Menurut Wildan, sepak bola memiliki peran strategis dalam membentuk karakter dan solidaritas generasi muda.
“Selama saya diberi amanah, AWM Cup akan terus menjadi agenda tahunan. Ini bukan hanya soal menang atau kalah, tapi tentang membangun karakter, solidaritas, dan kebanggaan terhadap identitas lokal,” katanya.
Ia menambahkan, ke depan turnamen ini akan terus dikembangkan dengan peningkatan kualitas manajemen pertandingan dan dukungan infrastruktur olahraga di tingkat desa.
Penutupan turnamen turut dihadiri Wakil Bupati Maros Muetazaim Mansyur, Ketua DPRD Maros Muhammad Gemilang Pagessa, dan Ketua KONI Maros Marjan Massere.
Kehadiran para pejabat tersebut menjadi simbol kuatnya sinergi antara pemerintah daerah, legislatif, dan organisasi olahraga dalam mendorong pembinaan atlet muda.
Ketua KONI Maros, Marjan Massere, menilai AWM Cup sebagai ajang efektif dalam menjaring talenta sepak bola daerah.
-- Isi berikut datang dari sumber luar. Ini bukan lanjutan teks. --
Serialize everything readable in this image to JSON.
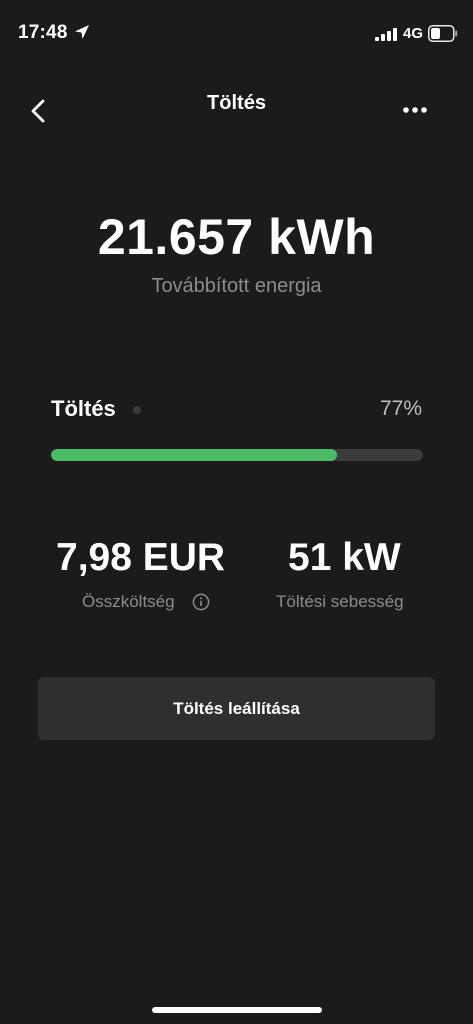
{
  "status_bar": {
    "time": "17:48",
    "network": "4G",
    "icons": [
      "location-arrow-icon",
      "cellular-signal-icon",
      "battery-icon"
    ]
  },
  "nav": {
    "title": "Töltés",
    "icons": [
      "chevron-left-icon",
      "more-horizontal-icon"
    ]
  },
  "energy": {
    "value": "21.657 kWh",
    "label": "Továbbított energia"
  },
  "charging": {
    "label": "Töltés",
    "percent_text": "77%",
    "progress_percent": 77
  },
  "stats": {
    "cost_value": "7,98 EUR",
    "cost_label": "Összköltség",
    "speed_value": "51 kW",
    "speed_label": "Töltési sebesség"
  },
  "actions": {
    "stop_label": "Töltés leállítása"
  },
  "colors": {
    "background": "#1a1b1a",
    "progress_fill": "#4cba66",
    "progress_track": "#3a3b3a",
    "button_bg": "#2f2f2f",
    "muted_text": "#8c8c8c"
  }
}
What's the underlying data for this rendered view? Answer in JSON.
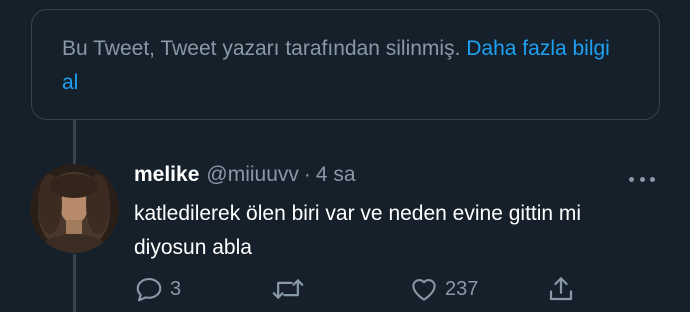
{
  "notice": {
    "text": "Bu Tweet, Tweet yazarı tarafından silinmiş.",
    "link": "Daha fazla bilgi al"
  },
  "tweet": {
    "display_name": "melike",
    "handle": "@miiuuvv",
    "separator": "·",
    "time": "4 sa",
    "text": "katledilerek ölen biri var ve neden evine gittin mi diyosun abla",
    "avatar_icon": "profile-photo",
    "more_icon": "more-dots-icon"
  },
  "actions": {
    "reply": {
      "icon": "reply-icon",
      "count": "3"
    },
    "retweet": {
      "icon": "retweet-icon",
      "count": ""
    },
    "like": {
      "icon": "heart-icon",
      "count": "237"
    },
    "share": {
      "icon": "share-icon",
      "count": ""
    }
  },
  "colors": {
    "background": "#15202b",
    "border": "#38444d",
    "muted": "#8899a6",
    "link": "#1da1f2",
    "text": "#ffffff"
  }
}
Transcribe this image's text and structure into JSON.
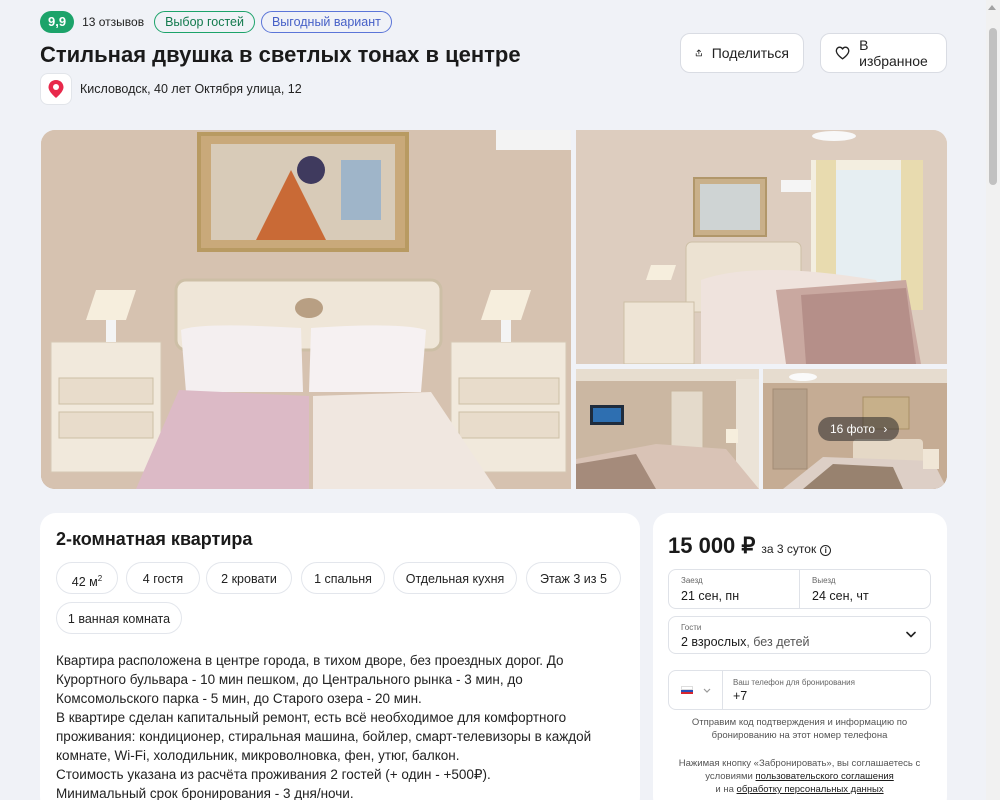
{
  "header": {
    "rating": "9,9",
    "reviews": "13 отзывов",
    "tag_guest_choice": "Выбор гостей",
    "tag_good_deal": "Выгодный вариант",
    "title": "Стильная двушка в светлых тонах в центре",
    "address": "Кисловодск, 40 лет Октября улица, 12",
    "share_label": "Поделиться",
    "favorite_label": "В избранное"
  },
  "gallery": {
    "photo_count": "16 фото"
  },
  "listing": {
    "apartment_type": "2-комнатная квартира",
    "area_value": "42 м",
    "area_sup": "2",
    "features": [
      "4 гостя",
      "2 кровати",
      "1 спальня",
      "Отдельная кухня",
      "Этаж 3 из 5",
      "1 ванная комната"
    ],
    "description": [
      "Квартира расположена в центре города, в тихом дворе, без проездных дорог. До",
      "Курортного бульвара - 10 мин пешком, до Центрального рынка - 3 мин, до",
      "Комсомольского парка - 5 мин, до Старого озера - 20 мин.",
      "В квартире сделан капитальный ремонт, есть всё необходимое для комфортного",
      "проживания: кондиционер, стиральная машина, бойлер, смарт-телевизоры в каждой",
      "комнате, Wi-Fi, холодильник, микроволновка, фен, утюг, балкон.",
      "Стоимость указана из расчёта проживания 2 гостей (+ один - +500₽).",
      "Минимальный срок бронирования - 3 дня/ночи."
    ]
  },
  "booking": {
    "price": "15 000 ₽",
    "period": "за 3 суток",
    "checkin_label": "Заезд",
    "checkin_value": "21 сен, пн",
    "checkout_label": "Выезд",
    "checkout_value": "24 сен, чт",
    "guests_label": "Гости",
    "guests_adults": "2 взрослых",
    "guests_children": ", без детей",
    "phone_label": "Ваш телефон для бронирования",
    "phone_value": "+7",
    "sms_note_1": "Отправим код подтверждения и информацию по",
    "sms_note_2": "бронированию на этот номер телефона",
    "agree_1": "Нажимая кнопку «Забронировать», вы соглашаетесь с",
    "agree_2_prefix": "условиями ",
    "agree_2_link": "пользовательского соглашения",
    "agree_3_prefix": "и на ",
    "agree_3_link": "обработку персональных данных"
  },
  "colors": {
    "rating_green": "#1ca36a",
    "deal_blue": "#4660c7",
    "page_bg": "#f0f2f7"
  }
}
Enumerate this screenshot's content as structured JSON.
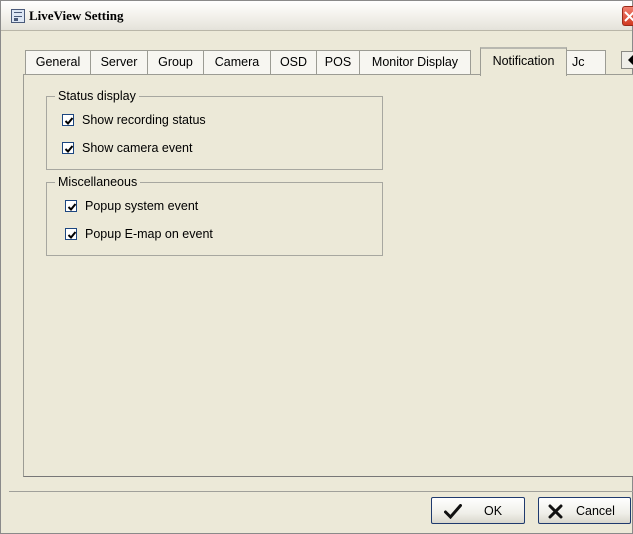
{
  "window": {
    "title": "LiveView Setting"
  },
  "tabs": [
    {
      "label": "General"
    },
    {
      "label": "Server"
    },
    {
      "label": "Group"
    },
    {
      "label": "Camera"
    },
    {
      "label": "OSD"
    },
    {
      "label": "POS"
    },
    {
      "label": "Monitor Display"
    },
    {
      "label": "Notification",
      "active": true
    },
    {
      "label": "Jc"
    }
  ],
  "status_display": {
    "title": "Status display",
    "options": [
      {
        "label": "Show recording status",
        "checked": true
      },
      {
        "label": "Show camera event",
        "checked": true
      }
    ]
  },
  "miscellaneous": {
    "title": "Miscellaneous",
    "options": [
      {
        "label": "Popup system event",
        "checked": true
      },
      {
        "label": "Popup E-map on event",
        "checked": true
      }
    ]
  },
  "buttons": {
    "ok_label": "OK",
    "cancel_label": "Cancel"
  },
  "icons": {
    "title": "window-icon",
    "close": "close-icon",
    "scroll_left": "arrow-left-icon",
    "scroll_right": "arrow-right-icon",
    "ok": "check-icon",
    "cancel": "x-icon"
  }
}
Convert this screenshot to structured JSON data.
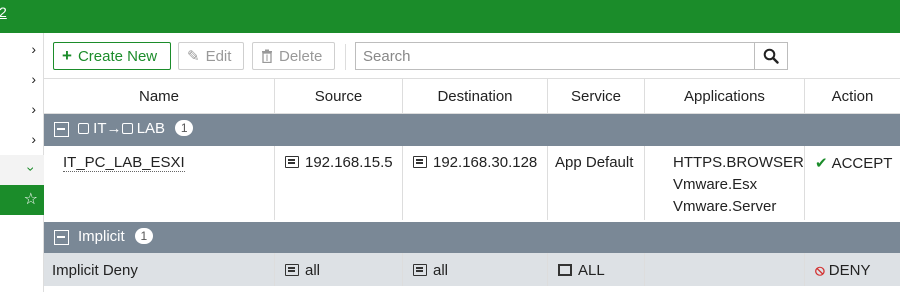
{
  "topbar": {
    "partial_text": "2"
  },
  "toolbar": {
    "create_label": "Create New",
    "edit_label": "Edit",
    "delete_label": "Delete",
    "search_placeholder": "Search"
  },
  "columns": [
    "Name",
    "Source",
    "Destination",
    "Service",
    "Applications",
    "Action"
  ],
  "groups": [
    {
      "label_pre": "IT",
      "arrow": "→",
      "label_post": "LAB",
      "count": "1"
    },
    {
      "label": "Implicit",
      "count": "1"
    }
  ],
  "rows": [
    {
      "name": "IT_PC_LAB_ESXI",
      "source": "192.168.15.5",
      "destination": "192.168.30.128",
      "service": "App Default",
      "applications": [
        "HTTPS.BROWSER",
        "Vmware.Esx",
        "Vmware.Server"
      ],
      "action": "ACCEPT"
    },
    {
      "name": "Implicit Deny",
      "source": "all",
      "destination": "all",
      "service": "ALL",
      "applications": [],
      "action": "DENY"
    }
  ],
  "colors": {
    "accent": "#1b8c2a",
    "group_bg": "#7a8896",
    "deny": "#d32f2f"
  }
}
“Turnamen seperti ini penting untuk menemukan bibit unggul yang bisa dibina hingga ke tingkat kabupaten bahkan provinsi,” ucapnya.
Dengan berakhirnya AWM Cup ke-3, masyarakat berharap edisi berikutnya akan menghadirkan lebih banyak peserta dan memperkuat posisi Kabupaten Maros sebagai salah satu daerah dengan ekosistem olahraga yang aktif dan produktif di Sulawesi Selatan.